Fifth generation networks are estimated to deliver worldwide revenues of approximately €225bn in 2025 and will therefore play a key role in the future development of Europe’s digital economy and society. Above and beyond estimated revenues, 5G networks will be critical for applications of immersive technologies such as autonomous vehicles and Internet of Things (IoT) infrastructures, which are areas of strategic importance for Europe’s digital future.

Around the world, countries and companies are following different strategies in the race for 5G leadership. The different strategies between the West and the East – driven namely by the United States on the one hand, and China and South Korea on the other – have created a technological divide. In the midst of this divide, Europe appears to be taking a much more meticulous, risk-based approach to developing, piloting and deploying 5G networks. Europe is embarking upon this transformative journey with caution, ensuring that network security and resilience are engraved in its strategy to deliver the 5G targets for the future of our economy and society.

European policymakers are adopting a calculated and coordinated approach

While Chinese, South Korean and American companies have aggressively pursued the rollout of 5G networks in the last year, considerations relating to privacy risks, opaque corporate structures and, in some cases, close ties with one-party, authoritarian governments dominate the policy discourse at the European Union level. Aware of the potential privacy risks stemming from the high volume of personal data transmission over 5G networks, and the possible security threats facing the European network infrastructure, European policymakers are adopting a calculated and coordinated approach aimed at both identifying the risks and then treating them proactively.

Naturally, this process is time consuming and requires great coordination of effort at both the national and European levels. In the global geopolitical arena, Europe should mitigate its risks of exposure and disallow any leverage to foreign market and state actors, who may elect to pursue an agenda that contradicts Europe’s vision.

Europe faces three core issues that need to be addressed in order for 5G networks to be developed and deployed to the EU’s advantage, with respect to its vision for privacy and security and in line with its objective of achieving technological sovereignty.

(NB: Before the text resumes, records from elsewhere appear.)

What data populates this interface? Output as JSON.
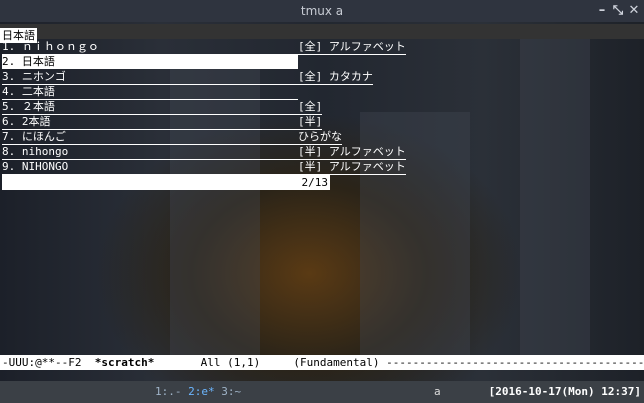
{
  "window": {
    "title": "tmux a",
    "buttons": [
      "minimize",
      "maximize",
      "close"
    ]
  },
  "header": {
    "input": "日本語"
  },
  "candidates": [
    {
      "label": "1. ｎｉｈｏｎｇｏ",
      "note": "[全] アルファベット"
    },
    {
      "label": "2. 日本語",
      "note": "",
      "selected": true
    },
    {
      "label": "3. ニホンゴ",
      "note": "[全] カタカナ"
    },
    {
      "label": "4. 二本語",
      "note": ""
    },
    {
      "label": "5. ２本語",
      "note": "[全]"
    },
    {
      "label": "6. 2本語",
      "note": "[半]"
    },
    {
      "label": "7. にほんご",
      "note": "ひらがな"
    },
    {
      "label": "8. nihongo",
      "note": "[半] アルファベット"
    },
    {
      "label": "9. NIHONGO",
      "note": "[半] アルファベット"
    }
  ],
  "counter": "2/13",
  "modeline": {
    "prefix": "-UUU:@**--F2  ",
    "buffer": "*scratch*",
    "pos": "       All (1,1)     (Fundamental) ",
    "fill": "-------------------------------------------"
  },
  "tmux": {
    "windows": [
      {
        "label": "1:.-",
        "active": false
      },
      {
        "label": "2:e*",
        "active": true
      },
      {
        "label": "3:~",
        "active": false
      }
    ],
    "session": "a",
    "clock": "[2016-10-17(Mon) 12:37]"
  }
}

It is imperative that Europe builds rules for secure 5G networks

To begin with, Europe must work towards a harmonised approach to free up spectrum bands, which will enable full-fledged 5G services. Currently, the high costs of spectrum auctions demotivate market actors from initiating large-scale investments. The high capital costs combined with the low return for service providers investing in new network technology make it difficult to justify investments. In order to fill this gap, the European Commission has earmarked public funding of €700mn through the Horizon 2020 Programme to support investment activity in 5G. European regulators have also devised a collaborative investment plan with the industry, expected to add up to €3bn.

Secondly, Europe must address security risks related to the rollout of 5G through a consolidated strategy that identifies critical infrastructure and adjusts network security standards accordingly. 5G infrastructure will serve a wide range of application and sectors, and will power emerging technologies such as artificial intelligence and cloud infrastructure. It is imperative that Europe builds rules for secure 5G networks, which will host and transmit vast amounts of sensitive and personal data.

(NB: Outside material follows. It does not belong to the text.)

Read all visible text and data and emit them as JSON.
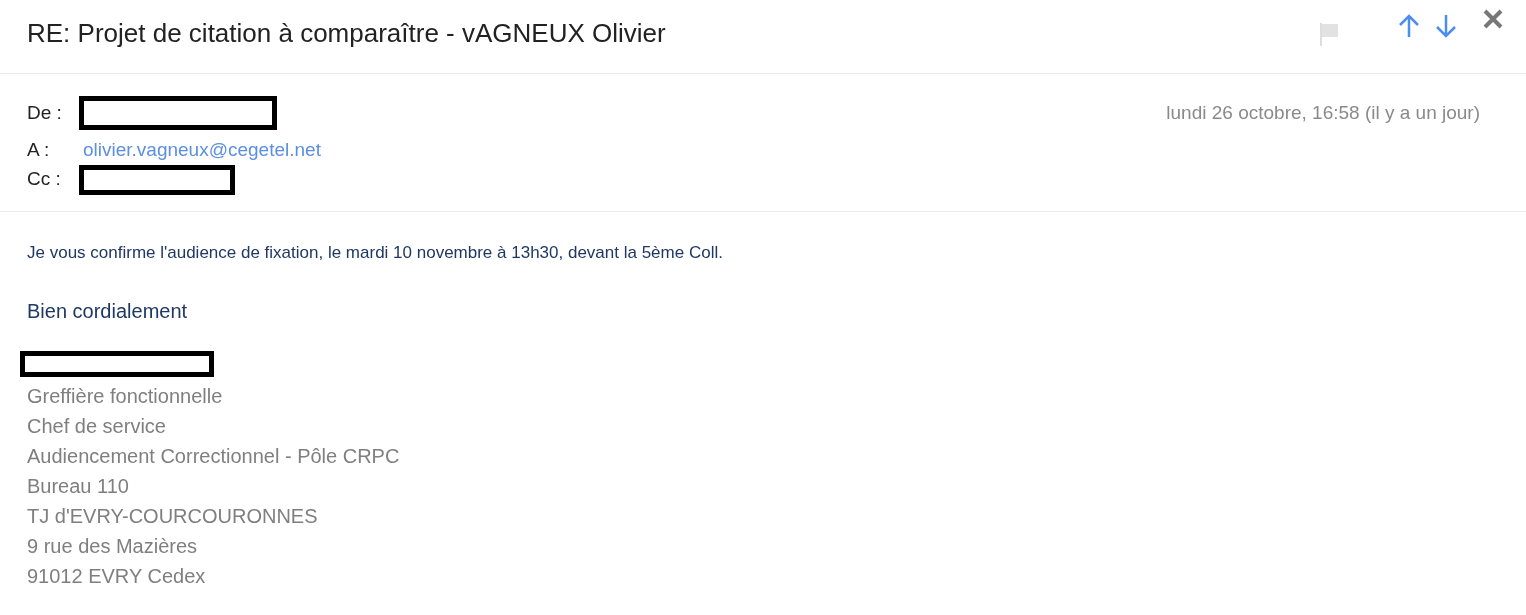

In January, the European Commission endorsed the EU toolbox for secure 5G networks in Europe. This is a decisive step towards strengthening security requirements, assessing risk profiles of suppliers, applying relevant restrictions for high-risk suppliers, and excluding key assets considered as critical and sensitive.

European regulators must consider the health implications posed by fifth-generation networks

The European Commission will also support the implementation of an EU approach on 5G cybersecurity through updated telecommunications and cybersecurity rules, coordination on standardisation as well as EU-wide certification, and screening of foreign direct investment to protect the European 5G infrastructure.

Lastly, European regulators must consider the health implications posed by fifth-generation networks. Significant concerns arise from possible exposure to radiofrequency electromagnetic radiation. Moreover, the use of much higher frequencies, the aggregation of different signals and the complex interference effects – especially in dense urban areas – are areas that need to be studied, and for which Europe should work towards a coordinated strategy to offset any potential health risks from 5G network technology.

Europe is issuing clear rules, which will be fulfilled by everyone who enters the 5G network industry. Europe is not lagging behind in the global race for 5G leadership; rather, it is adopting a more cautious, coordinated approach to ensure that when 5G networks are rolled out, they will be operational, secure and will have a multiplying effect on the value for both industry and society.